Der Graf von Vincent wird mich bald besuchen und eine Zeitlang hier bleiben. Der Kurfürst wird bei den jetzigen unruhigen Verhältnissen Gefahr laufen, dass man ihn und sein Eigentum festhält. Das eine und das andere sollte er wenigsten sicherstellen, und fürchte ich sehr, er wird das Opfer seiner Unmenschlichkeit und seiner Habsucht. Noch ist Herr von Jacoby nicht angekommen; man erwartet ihn heute. Seine Reise war langwierig und beschwerlich. Man hat endlich den Beschluss gefasst, Ancillon zum Erzieher des Kronprinzen zu wählen, mit der Ausführung wird noch einige Zeit hingehen. Unterdessen ist doch ein Schritt geschehen, welches bei unserer Unentschlossenheit viel ist. Das die Frau von U. ganz ihrer ersten Idee entsagt hat, ist nicht gut, und würde der Königin der Umgang mit einer gebildeten und durch und durch Erfahrung und Leiden erprobten Dame von großem Nutzen gewesen sein. Die Finanzen des Hauses müssen schlecht stehen, denn man zahlt mir die dreizehntausend Gulden nicht, so man mir als Kaufschilling für einen Hof schuldig ist, den ich vor einigen Jahren an dasselbe verkaufte, und wünschte, ich sehr, dass das Geld mir wieder zukäme, da die jetzigen Zeiten meinen Reichtum auch nicht vermehren und ich mein Einkommen zu Rate halten muss.
Ich vernehme, dass ein Teil Ihrer Freunde aus Holstein abgeht. Der General Blücher ist sehr hinfällig, ihn zu unterstützen, hat man den Oberst Bülow nach Kolberg geschickt. Mit den bekannten Gesinnungen der ausgezeichneten Hochachtung
Euer Durchlaucht untertähnigster Diener

Stein

    Preussen, leset diesen Brief; dies sind eben diese Minister, die euch die Opinion und die Achtung von Europa entzogen haben! Deutsche, leset diesen Brief und betrachtet die Leiden, die man euren Vaterlande wünscht! Westfalen, leset diesen Brief und lernet die Notwendigkeit einsehen, es ist nicht zu erlauben, dass ein einziger eurer Mitbürger in fremden Diensten verbleibe, ohne unter euch auf seiner erblichen Rechte und auf die seiner Güter Verzicht zu leisten!

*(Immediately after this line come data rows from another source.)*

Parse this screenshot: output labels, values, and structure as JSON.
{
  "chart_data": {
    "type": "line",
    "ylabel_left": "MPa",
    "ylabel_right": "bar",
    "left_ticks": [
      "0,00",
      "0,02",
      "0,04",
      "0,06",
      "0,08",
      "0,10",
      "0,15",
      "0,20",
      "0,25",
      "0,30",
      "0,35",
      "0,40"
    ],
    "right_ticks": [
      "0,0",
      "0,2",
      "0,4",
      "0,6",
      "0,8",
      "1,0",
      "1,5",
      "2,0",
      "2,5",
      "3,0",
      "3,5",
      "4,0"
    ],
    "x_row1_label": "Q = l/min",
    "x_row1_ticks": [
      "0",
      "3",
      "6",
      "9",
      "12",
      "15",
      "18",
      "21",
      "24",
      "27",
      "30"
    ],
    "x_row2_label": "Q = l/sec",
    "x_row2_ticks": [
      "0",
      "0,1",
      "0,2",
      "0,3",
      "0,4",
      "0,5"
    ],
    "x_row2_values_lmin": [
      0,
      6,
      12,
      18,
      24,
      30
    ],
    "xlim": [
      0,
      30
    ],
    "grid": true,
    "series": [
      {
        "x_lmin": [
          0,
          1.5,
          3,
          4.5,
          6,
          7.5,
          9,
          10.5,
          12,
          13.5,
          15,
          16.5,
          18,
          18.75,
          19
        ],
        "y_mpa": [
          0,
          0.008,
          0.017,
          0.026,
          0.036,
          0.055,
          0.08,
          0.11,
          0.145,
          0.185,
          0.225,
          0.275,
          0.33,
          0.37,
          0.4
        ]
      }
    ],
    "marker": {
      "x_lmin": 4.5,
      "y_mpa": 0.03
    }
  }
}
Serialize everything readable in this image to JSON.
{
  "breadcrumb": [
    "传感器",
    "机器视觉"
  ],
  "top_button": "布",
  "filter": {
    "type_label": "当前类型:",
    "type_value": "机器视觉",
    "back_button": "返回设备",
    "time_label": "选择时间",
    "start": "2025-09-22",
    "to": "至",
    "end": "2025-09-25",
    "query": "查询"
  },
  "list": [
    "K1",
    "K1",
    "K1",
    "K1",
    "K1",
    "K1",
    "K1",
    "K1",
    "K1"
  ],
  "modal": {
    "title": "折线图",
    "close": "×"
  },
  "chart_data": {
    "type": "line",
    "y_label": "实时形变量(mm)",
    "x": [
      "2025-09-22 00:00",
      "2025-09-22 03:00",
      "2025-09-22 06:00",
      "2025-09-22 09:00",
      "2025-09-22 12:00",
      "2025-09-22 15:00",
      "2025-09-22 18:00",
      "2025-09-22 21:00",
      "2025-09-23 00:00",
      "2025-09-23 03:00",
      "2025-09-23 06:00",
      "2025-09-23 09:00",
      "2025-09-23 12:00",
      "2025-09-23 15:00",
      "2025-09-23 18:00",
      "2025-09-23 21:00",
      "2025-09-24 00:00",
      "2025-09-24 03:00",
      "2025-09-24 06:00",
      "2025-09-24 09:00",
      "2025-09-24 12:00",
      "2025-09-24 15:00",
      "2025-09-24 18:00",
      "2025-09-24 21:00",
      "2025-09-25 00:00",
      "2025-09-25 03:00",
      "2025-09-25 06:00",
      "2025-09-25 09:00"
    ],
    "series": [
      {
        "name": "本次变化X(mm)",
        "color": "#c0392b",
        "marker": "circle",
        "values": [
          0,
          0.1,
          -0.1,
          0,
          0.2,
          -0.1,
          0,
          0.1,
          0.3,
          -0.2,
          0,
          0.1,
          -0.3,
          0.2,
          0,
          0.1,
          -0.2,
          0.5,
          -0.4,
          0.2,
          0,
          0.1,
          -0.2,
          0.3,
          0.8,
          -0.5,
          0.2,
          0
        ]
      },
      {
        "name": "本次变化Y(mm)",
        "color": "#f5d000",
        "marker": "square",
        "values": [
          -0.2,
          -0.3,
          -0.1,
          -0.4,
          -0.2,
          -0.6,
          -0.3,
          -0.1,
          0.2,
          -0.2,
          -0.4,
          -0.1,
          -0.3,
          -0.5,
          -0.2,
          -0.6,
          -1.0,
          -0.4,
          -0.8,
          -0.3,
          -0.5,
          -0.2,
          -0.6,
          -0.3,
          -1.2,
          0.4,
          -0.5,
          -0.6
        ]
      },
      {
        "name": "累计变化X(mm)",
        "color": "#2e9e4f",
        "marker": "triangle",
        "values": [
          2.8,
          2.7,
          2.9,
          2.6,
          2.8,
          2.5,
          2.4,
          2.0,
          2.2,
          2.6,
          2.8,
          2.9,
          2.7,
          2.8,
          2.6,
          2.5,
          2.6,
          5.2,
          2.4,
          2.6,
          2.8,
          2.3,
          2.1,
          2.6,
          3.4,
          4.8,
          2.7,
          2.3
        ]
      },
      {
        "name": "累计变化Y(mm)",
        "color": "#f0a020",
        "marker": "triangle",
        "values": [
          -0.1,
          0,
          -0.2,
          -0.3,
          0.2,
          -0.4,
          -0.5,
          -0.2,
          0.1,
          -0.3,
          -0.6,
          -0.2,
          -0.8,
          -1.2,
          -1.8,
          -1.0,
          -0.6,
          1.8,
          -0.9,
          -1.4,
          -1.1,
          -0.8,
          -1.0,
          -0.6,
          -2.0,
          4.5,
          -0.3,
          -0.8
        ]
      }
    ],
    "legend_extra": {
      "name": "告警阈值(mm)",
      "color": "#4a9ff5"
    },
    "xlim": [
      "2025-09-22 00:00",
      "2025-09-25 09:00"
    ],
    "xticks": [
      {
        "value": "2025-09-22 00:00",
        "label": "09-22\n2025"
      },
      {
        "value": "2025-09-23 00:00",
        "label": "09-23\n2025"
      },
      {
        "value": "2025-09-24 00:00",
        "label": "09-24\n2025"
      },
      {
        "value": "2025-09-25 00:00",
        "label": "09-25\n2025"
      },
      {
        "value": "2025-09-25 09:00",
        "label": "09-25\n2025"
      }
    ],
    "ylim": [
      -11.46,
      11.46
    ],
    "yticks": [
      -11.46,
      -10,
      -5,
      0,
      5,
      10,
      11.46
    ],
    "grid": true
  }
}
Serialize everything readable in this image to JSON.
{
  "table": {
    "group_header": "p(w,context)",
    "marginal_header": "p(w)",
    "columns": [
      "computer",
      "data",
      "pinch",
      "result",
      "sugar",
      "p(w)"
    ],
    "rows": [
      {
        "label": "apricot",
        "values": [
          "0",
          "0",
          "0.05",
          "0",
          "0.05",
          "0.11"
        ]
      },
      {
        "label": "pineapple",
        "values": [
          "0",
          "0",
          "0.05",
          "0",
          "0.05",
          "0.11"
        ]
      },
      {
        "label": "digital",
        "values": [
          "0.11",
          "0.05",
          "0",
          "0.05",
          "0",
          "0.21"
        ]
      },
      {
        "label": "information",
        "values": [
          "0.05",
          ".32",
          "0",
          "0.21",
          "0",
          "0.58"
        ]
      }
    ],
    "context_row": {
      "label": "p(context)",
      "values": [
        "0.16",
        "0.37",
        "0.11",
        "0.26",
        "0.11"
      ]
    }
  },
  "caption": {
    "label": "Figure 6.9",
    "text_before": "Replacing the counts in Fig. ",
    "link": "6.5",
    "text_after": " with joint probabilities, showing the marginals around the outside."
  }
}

    Und ihr, Franzosen, ihr Germanen der Konföderation, leset diesen Brief und sehet, wie sehr die Mäßigung, die Großmut gegen Menschen, durch und durch verderbt, an der unrechten Stelle stehen! Unsere Sicherheit beruht bloß auf unserer Organisation, auf unserer Anzahl, auf unserer Energie. Wie viele von uns vernichtete Mächte sind von unserer eigenen Hand wieder emporgehoben worden! Wir hatten ein Recht auf ihrer ewige Erkenntlichkeit, und wir haben bloß Undankbarkeit verpflichtet und gerettet. Diese verschrobenen und verderbten Menschen, die die Ehre und das Interesse ihrer Herren und ihres Vaterlandes verraten, sind unglücklicherweise ohne Mut, ohne Talente, ohne Mittel und ohne irgendein Gefühl von dem, was groß und gerecht ist; ihre Pläne, und der geringste Wind, der sich in der Luft bewegt zerstreut alle die kleinen Blättchen ihrer Politik.
Gleichzeitig war das der Anlass, den in Paris weilenden Prinzen Wilhelm dazu zu zwingen, einen ungünstigen Vertrag über die Regelung von Kontributionszahlungen zu unterzeichnen. Heinrich Friedrich Karl von und zum Stein bot seinen Rücktritt an, doch dieser wurde vom König Friedrich-Wilhelm III. abgelehnt. Dieser war bemüht, vom Stein weiterhin im Amte zu halten. Doch die Umgebung des Königs, die größtenteils gegen den Minister eingestellt war, verleumdete ihn als verkappten Jakobiner, dessen Reformen die Abschaffung des Königtums zur Folge haben würde. Am 24.11.1808 notierte der preußische Gesandte Graf von der Goltz an den Staatsminister Voß:
Der Rücktritt des Freiherrn vom Stein scheint mir für den Augenblick die wesentlichste Bedingung für das Gedeihen des Staates zu sein.
Am gleichen Tage erhielt der preußische Staatsminister vom Stein seine Entlassung durch den König und als Nachfolger wurde Hardenberg wieder in das Amt eingesetzt. Er sollte dieses Amt bis zu seinem Tode im Jahre 1822 ausüben.